(Bloomberg) -- Japan’s government downgraded its assessment of the economy for the first time in three months in its monthly report for February, citing signs of weakness in private consumption and production.

The Cabinet Office said Wednesday the economy is recovering at a moderate pace, although some components are showing sluggishness. This marks the first overall downgrade since November, when a note was added to suggest that the recovery seemed to be “partially” stalled.

The government’s latest appraisal indicates that the economic recovery is likely to remain tepid after the economy unexpectedly slipped into recession at the end of last year, dragged down by anemic domestic demand.

The government cut its view on production for the first time in 11 months, citing a drop in manufacturing activities, with some automakers temporarily halting production and shipments. Daihatsu Motor Co., a wholly-owned subsidiary of Toyota Motor Corps., had to suspend domestic production and deliveries of multiple models from December over a vehicle certification scandal.
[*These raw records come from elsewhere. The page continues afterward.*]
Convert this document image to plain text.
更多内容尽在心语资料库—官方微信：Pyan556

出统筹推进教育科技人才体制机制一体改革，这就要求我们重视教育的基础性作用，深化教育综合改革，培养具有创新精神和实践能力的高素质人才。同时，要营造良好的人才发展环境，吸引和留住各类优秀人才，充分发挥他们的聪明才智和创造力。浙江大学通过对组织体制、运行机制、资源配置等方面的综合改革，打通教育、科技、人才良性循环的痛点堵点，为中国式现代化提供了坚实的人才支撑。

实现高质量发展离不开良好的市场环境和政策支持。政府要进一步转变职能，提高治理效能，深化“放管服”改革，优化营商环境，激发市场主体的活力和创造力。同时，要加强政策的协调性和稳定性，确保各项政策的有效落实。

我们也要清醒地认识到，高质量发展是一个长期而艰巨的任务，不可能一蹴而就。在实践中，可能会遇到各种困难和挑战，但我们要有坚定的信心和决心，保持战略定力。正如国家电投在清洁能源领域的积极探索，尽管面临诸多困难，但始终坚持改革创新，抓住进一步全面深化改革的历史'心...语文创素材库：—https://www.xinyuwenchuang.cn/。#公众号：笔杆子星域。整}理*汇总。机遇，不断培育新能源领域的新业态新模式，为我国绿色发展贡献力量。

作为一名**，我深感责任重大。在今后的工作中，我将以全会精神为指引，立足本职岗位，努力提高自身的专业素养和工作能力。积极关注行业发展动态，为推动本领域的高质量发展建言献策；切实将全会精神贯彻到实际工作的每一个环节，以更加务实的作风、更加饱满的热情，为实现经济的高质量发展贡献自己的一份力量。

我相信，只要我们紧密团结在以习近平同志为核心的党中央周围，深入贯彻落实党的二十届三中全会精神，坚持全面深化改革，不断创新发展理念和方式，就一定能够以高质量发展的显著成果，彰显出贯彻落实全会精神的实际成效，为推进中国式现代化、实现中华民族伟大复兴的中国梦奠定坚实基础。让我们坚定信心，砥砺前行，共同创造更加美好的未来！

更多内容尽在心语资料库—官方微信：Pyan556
The report also contained a lower assessment of private consumption, consistent with recent data, as household spending declined in December from a year earlier for a 10th consecutive month.
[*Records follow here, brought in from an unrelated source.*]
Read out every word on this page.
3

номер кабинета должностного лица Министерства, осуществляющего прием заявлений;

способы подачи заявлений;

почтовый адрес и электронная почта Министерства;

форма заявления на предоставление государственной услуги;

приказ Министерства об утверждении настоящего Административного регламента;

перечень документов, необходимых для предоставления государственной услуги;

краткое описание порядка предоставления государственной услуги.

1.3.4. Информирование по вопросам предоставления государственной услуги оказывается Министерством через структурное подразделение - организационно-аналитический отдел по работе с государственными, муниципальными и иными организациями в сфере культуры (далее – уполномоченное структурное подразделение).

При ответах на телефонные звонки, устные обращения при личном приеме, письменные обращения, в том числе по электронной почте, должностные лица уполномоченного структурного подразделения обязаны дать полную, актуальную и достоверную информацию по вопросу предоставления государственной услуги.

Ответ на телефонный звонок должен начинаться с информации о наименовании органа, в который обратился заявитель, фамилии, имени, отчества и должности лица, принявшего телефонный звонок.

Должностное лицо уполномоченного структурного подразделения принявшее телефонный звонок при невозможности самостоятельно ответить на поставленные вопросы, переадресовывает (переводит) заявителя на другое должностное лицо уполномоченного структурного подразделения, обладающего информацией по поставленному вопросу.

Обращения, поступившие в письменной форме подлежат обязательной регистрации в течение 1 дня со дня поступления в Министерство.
The downgrade is an unwelcome development for the Bank of Japan as it weighs the timing for its first rate hike since 2007. Governor Kazuo Ueda said last week that the bank will continue to carefully parse data to judge whether a gradual economic recovery will continue.

The monthly economic assessment will at some point be the place where the government declares an end to decades-long deflation, according to a government official. The official indicated that the timing of the government’s declaration of victory over deflation need not coincide with a move by the BOJ to normalize policy by ending its negative rate.